As covered ad nauseum by myself, other journalists, and economic experts, the gap in pay between men and women usually boils down to choices men and women make. For some reason, choices seem to play little part in the feminist understanding of the wage gap, and the fact that one exists alone is enough for them to get indignant.
Take the newest case of supposed pay discrimination as reported by Ashe Schow of the DailyWire. According to Schow, Elizabeth Rowe of the Boston Symphony Orchestra (BSO) is suing the orchestra over the fact that a male makes far more than she does a year:
Elizabeth Rowe joined the BSO when she was 29 after a blind audition, which, according to The Washington Post involved playing “behind a brown, 33-foot polyester screen” so no one knew her gender or race. Rowe is now 44, and knows that John Ferrillo, a 63-year-old man, makes nearly $70,000 more than her, because his salary was disclosed in a tax filing since the BSO is a nonprofit organization.
For Rowe, this is open and shut. How could a man make so much more money than she does for putting in the same amount of work as Ferrillo?
The answer is simple. It’s all about what Ferrillo plays, and what it took to get him to join the BSO as Schow reported:
Ferrillo has been with the BSO since 2001. Rowe has been with the orchestra since 2004. Ferrillo was also lured away from the Metropolitan Opera Orchestra, the Post reported, by offering to pay him “twice what the orchestra’s rank-and-file-make.”
But the biggest difference between the two?
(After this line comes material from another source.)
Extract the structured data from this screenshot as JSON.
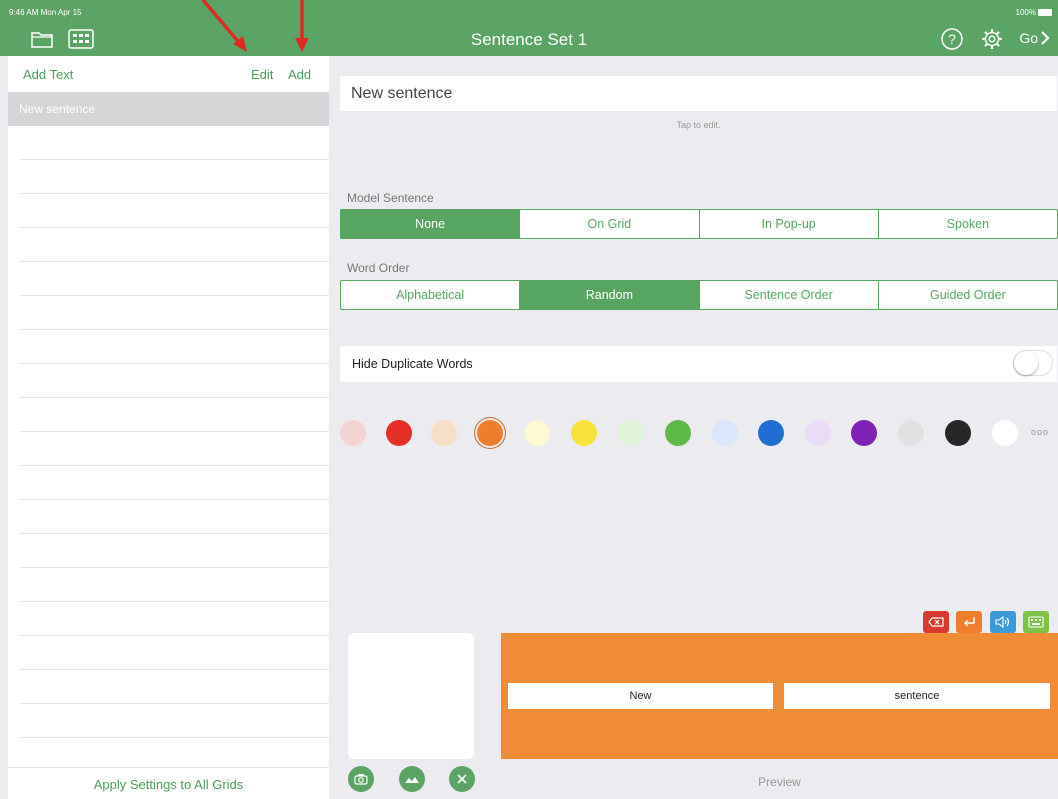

Rowe plays the flute, while Ferrillo plays the oboe. Two very different instruments. So, this is not a case of unequal pay for equal work. The BSO provided the Post with a statement in which it “defended its pay structure, saying that the flute and oboe are not comparable because, in part, the oboe is more difficult to play and there is a larger pool of flutists.”
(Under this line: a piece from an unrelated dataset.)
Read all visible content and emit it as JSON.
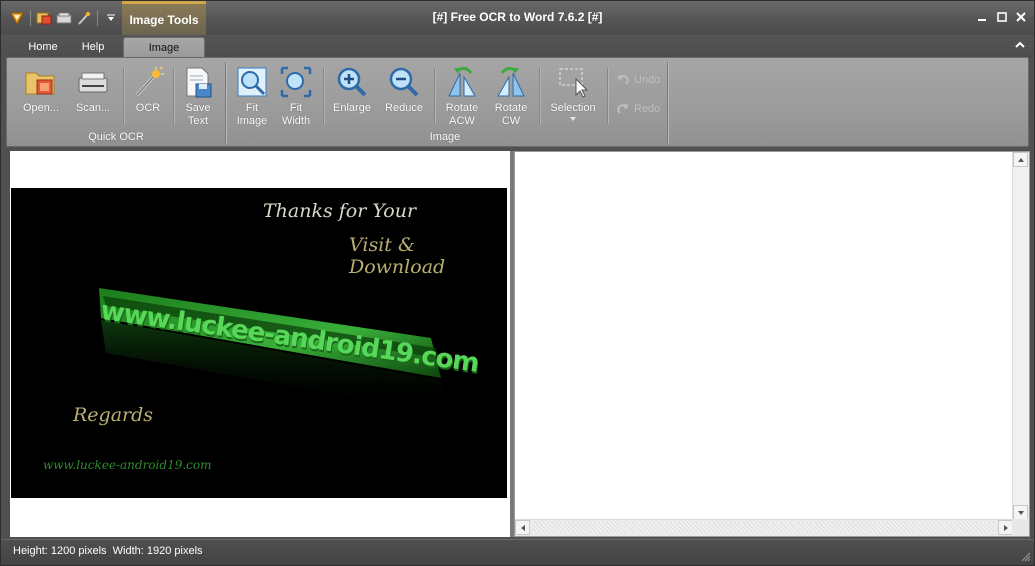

In short, Ferrillo is a rarity. The world is filthy with professional flutists, but how often do you hear about master oboe players?
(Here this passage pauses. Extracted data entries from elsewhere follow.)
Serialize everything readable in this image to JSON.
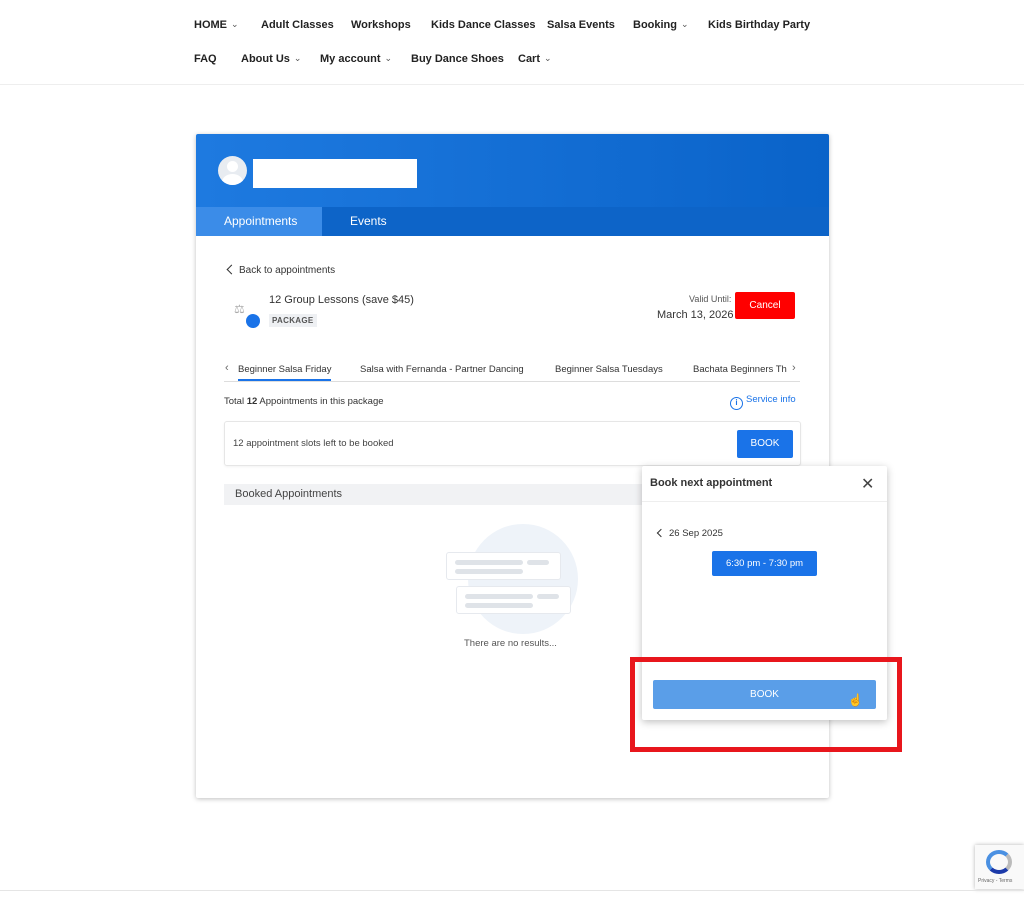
{
  "nav": {
    "home": "HOME",
    "adult_classes": "Adult Classes",
    "workshops": "Workshops",
    "kids_dance": "Kids Dance Classes",
    "salsa_events": "Salsa Events",
    "booking": "Booking",
    "kids_birthday": "Kids Birthday Party",
    "faq": "FAQ",
    "about_us": "About Us",
    "my_account": "My account",
    "buy_shoes": "Buy Dance Shoes",
    "cart": "Cart"
  },
  "header": {
    "tabs": [
      "Appointments",
      "Events"
    ],
    "accent": "#1a73e8"
  },
  "package": {
    "back_label": "Back to appointments",
    "title": "12 Group Lessons (save $45)",
    "badge": "PACKAGE",
    "valid_label": "Valid Until:",
    "valid_date": "March 13, 2026",
    "cancel_label": "Cancel"
  },
  "services": {
    "tabs": [
      "Beginner Salsa Friday",
      "Salsa with Fernanda - Partner Dancing",
      "Beginner Salsa Tuesdays",
      "Bachata Beginners Th"
    ]
  },
  "summary": {
    "total_prefix": "Total ",
    "total_count": "12",
    "total_suffix": " Appointments in this package",
    "service_info": "Service info",
    "slots_left": "12 appointment slots left to be booked",
    "book_label": "BOOK"
  },
  "booked": {
    "heading": "Booked Appointments",
    "empty_text": "There are no results..."
  },
  "popup": {
    "title": "Book next appointment",
    "date": "26 Sep 2025",
    "time_slot": "6:30 pm - 7:30 pm",
    "book_label": "BOOK"
  },
  "recaptcha": {
    "footer": "Privacy - Terms"
  }
}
The answer is not at all often, and the BSO was willing to pay top dollar to attract one to their orchestra, which is a perfectly legitimate reason for Ferrillo to be paid far more than many others within the orchestra, even the men.
But as the information rolls out, it just looks even worse for Rowe, who according to Schow, is paid far more than many men in the orchestra:
The Post went through the average pay (that’s how people claim wage discrepancy, rather than comparing apples to apples) of America’s largest orchestras, and found that only 18% of the top earners are women, and that the “top male earner makes $535,789, while the top female earner makes $410,912.” The Post does not say what instruments these top earners play or for which orchestras they play.
“Although four other principal BSO players — all men — earn more than Rowe, the orchestra notes that she is paid more than nine other principals, of which only one, harpist Jessica Zhou, is a woman. Rowe has been given occasional raises, and her current salary is $250,149 a year.”
So it’s not a question of wage gap at all, it’s a question of skill and value to the orchestra. Rowe is clearly more valuable to the orchestra than other men are and as a result, she’s paid more. However, this doesn’t seem to factor into her reasoning.
Feminists don’t seem to care about merit-based pay. If a man is making more than them, they seem to ignore any factors that might contribute to it and go straight into believing the man is only paid more because of sexual discrimination. This is flawed reasoning, and essentially demanding someone is paid more based off of their sex and not their value, which is what feminists claim they’re fighting against in the first place.
The wage gap isn’t real, but feminist irrationality sure is.